The functions in this section test matrices for positive definiteness, etc. They may applied to any symmetric matrix over a real subring (i.e., Z, Q, or a real field), though the SemiDefinite functions must be over Z or Q. Each function works by calling the function OrthogonalizeGram on its argument and then determining whether the resulting diagonal matrix has the appropriate form. Over a real field, a numerical check is made that the matrix has enough stability to determine definiteness.
Given a symmetric matrix F over the rationals or integers or a real field, return whether F is positive definite, i.e., whether vFvtr > 0 for all non-zero vectors v∈Rn. Over a real field, it will fail in numerically unstable situations.

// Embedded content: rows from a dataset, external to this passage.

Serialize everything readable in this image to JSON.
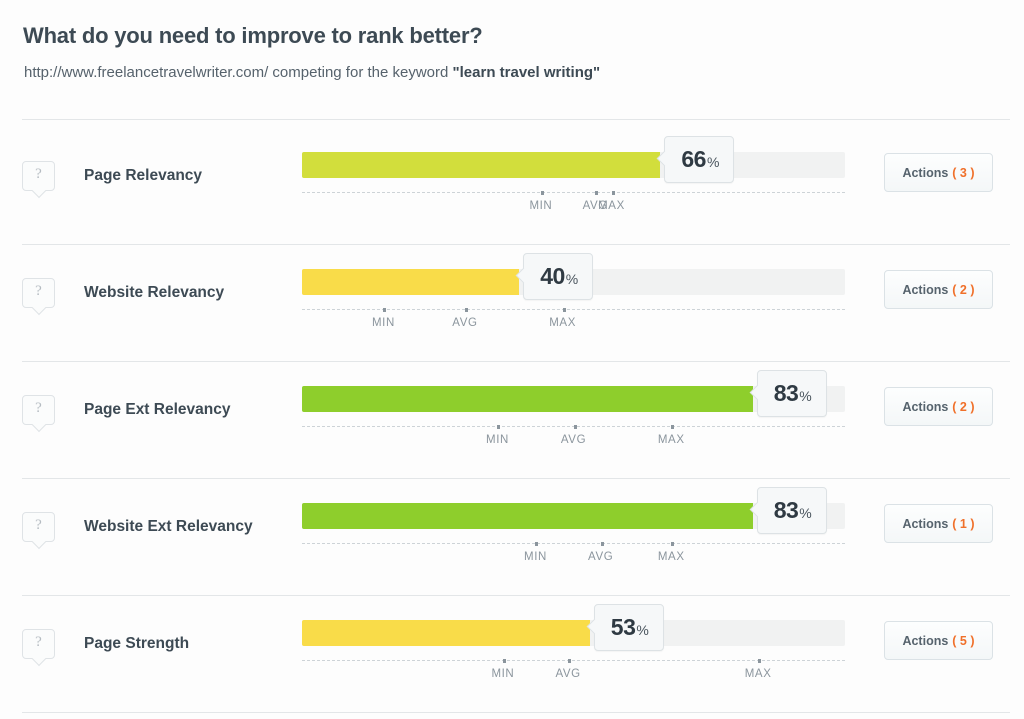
{
  "header": {
    "title": "What do you need to improve to rank better?",
    "url": "http://www.freelancetravelwriter.com/",
    "competing_text": " competing for the keyword ",
    "keyword": "\"learn travel writing\""
  },
  "scale_labels": {
    "min": "MIN",
    "avg": "AVG",
    "max": "MAX"
  },
  "actions_label": "Actions",
  "help_glyph": "?",
  "percent_symbol": "%",
  "colors": {
    "yellow_green": "#d2de3c",
    "yellow": "#f9dc49",
    "green": "#8ece2c",
    "track": "#f1f2f2",
    "accent_orange": "#f0702a",
    "text_dark": "#3d4a54",
    "text_muted": "#8b959d"
  },
  "chart_data": {
    "type": "bar",
    "title": "What do you need to improve to rank better?",
    "xlabel": "",
    "ylabel": "",
    "xlim": [
      0,
      100
    ],
    "categories": [
      "Page Relevancy",
      "Website Relevancy",
      "Page Ext Relevancy",
      "Website Ext Relevancy",
      "Page Strength"
    ],
    "values": [
      66,
      40,
      83,
      83,
      53
    ],
    "units": "%",
    "markers": {
      "min": [
        44,
        15,
        36,
        43,
        37
      ],
      "avg": [
        54,
        30,
        50,
        55,
        49
      ],
      "max": [
        57,
        48,
        68,
        68,
        84
      ]
    }
  },
  "rows": [
    {
      "name": "Page Relevancy",
      "value": 66,
      "color": "#d2de3c",
      "min_pct": 44,
      "avg_pct": 54,
      "max_pct": 57,
      "actions_count": "3"
    },
    {
      "name": "Website Relevancy",
      "value": 40,
      "color": "#f9dc49",
      "min_pct": 15,
      "avg_pct": 30,
      "max_pct": 48,
      "actions_count": "2"
    },
    {
      "name": "Page Ext Relevancy",
      "value": 83,
      "color": "#8ece2c",
      "min_pct": 36,
      "avg_pct": 50,
      "max_pct": 68,
      "actions_count": "2"
    },
    {
      "name": "Website Ext Relevancy",
      "value": 83,
      "color": "#8ece2c",
      "min_pct": 43,
      "avg_pct": 55,
      "max_pct": 68,
      "actions_count": "1"
    },
    {
      "name": "Page Strength",
      "value": 53,
      "color": "#f9dc49",
      "min_pct": 37,
      "avg_pct": 49,
      "max_pct": 84,
      "actions_count": "5"
    }
  ]
}
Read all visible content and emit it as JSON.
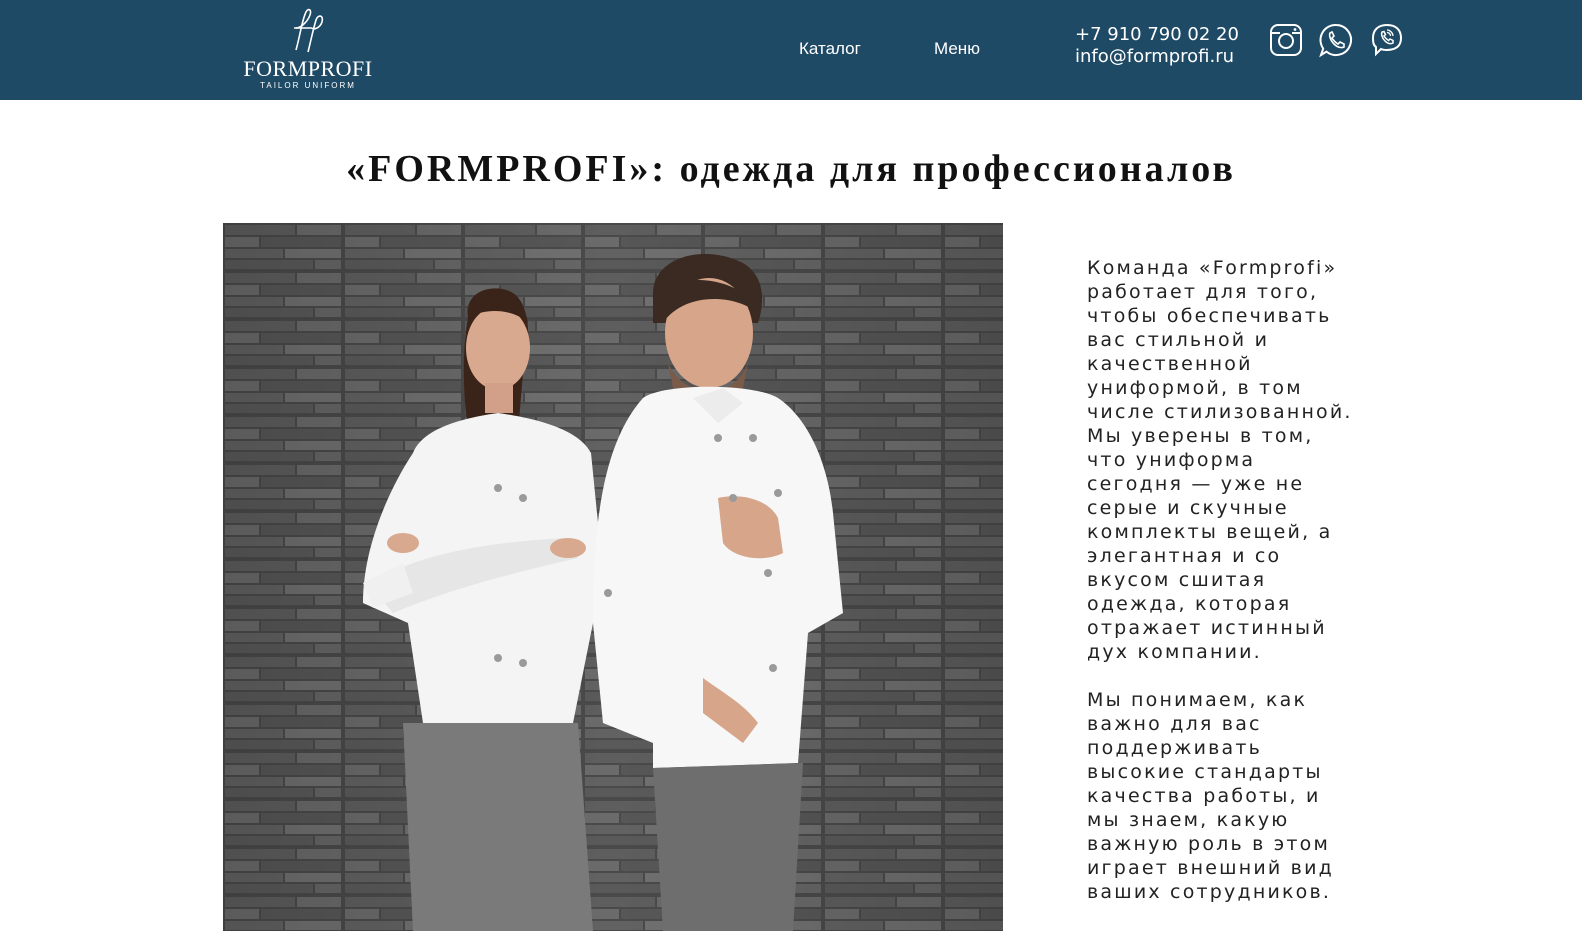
{
  "header": {
    "logo": {
      "monogram": "fp",
      "wordmark": "FORMPROFI",
      "tagline": "TAILOR UNIFORM"
    },
    "nav": [
      {
        "label": "Каталог"
      },
      {
        "label": "Меню"
      }
    ],
    "contacts": {
      "phone": "+7 910 790 02 20",
      "email": "info@formprofi.ru"
    },
    "social_icons": [
      "instagram-icon",
      "whatsapp-icon",
      "viber-icon"
    ]
  },
  "main": {
    "title": "«FORMPROFI»: одежда для профессионалов",
    "paragraphs": [
      "Команда «Formprofi» работает для того, чтобы обеспечивать вас стильной и качественной униформой, в том числе стилизованной.",
      "Мы уверены в том, что униформа сегодня — уже не серые и скучные комплекты вещей, а элегантная и со вкусом сшитая одежда, которая отражает истинный дух компании.",
      "Мы понимаем, как важно для вас поддерживать высокие стандарты качества работы, и мы знаем, какую важную роль в этом играет внешний вид ваших сотрудников."
    ]
  },
  "colors": {
    "header_bg": "#1f4a66",
    "header_text": "#ffffff",
    "body_text": "#222222"
  }
}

Given a symmetric matrix F over the rationals or integers, return whether F is positive semi-definite, i.e., whether vFvtr ≥0 for all non-zero vectors v∈Rn.
Given a symmetric matrix F over the rationals or integers or a real field, return whether F is negative definite, i.e., whether vFvtr < 0 for all non-zero vectors v∈Rn. Over a real field, it will fail in numerically unstable situations.
Given a symmetric matrix F over the rationals or integers, return whether F is negative semi-definite, i.e., whether vFvtr ≤0 for all non-zero vectors v∈Rn.
Given a symmetric matrix F over the rationals or integers, return the signature of F, i.e. the number of positive, negative and zero eigenvalues.
Given a symmetric matrix over a real field, return its signature, that is, the number of positive and negative eigenvalues. Fails if (at least) one of the eigenvalues is too close to zero.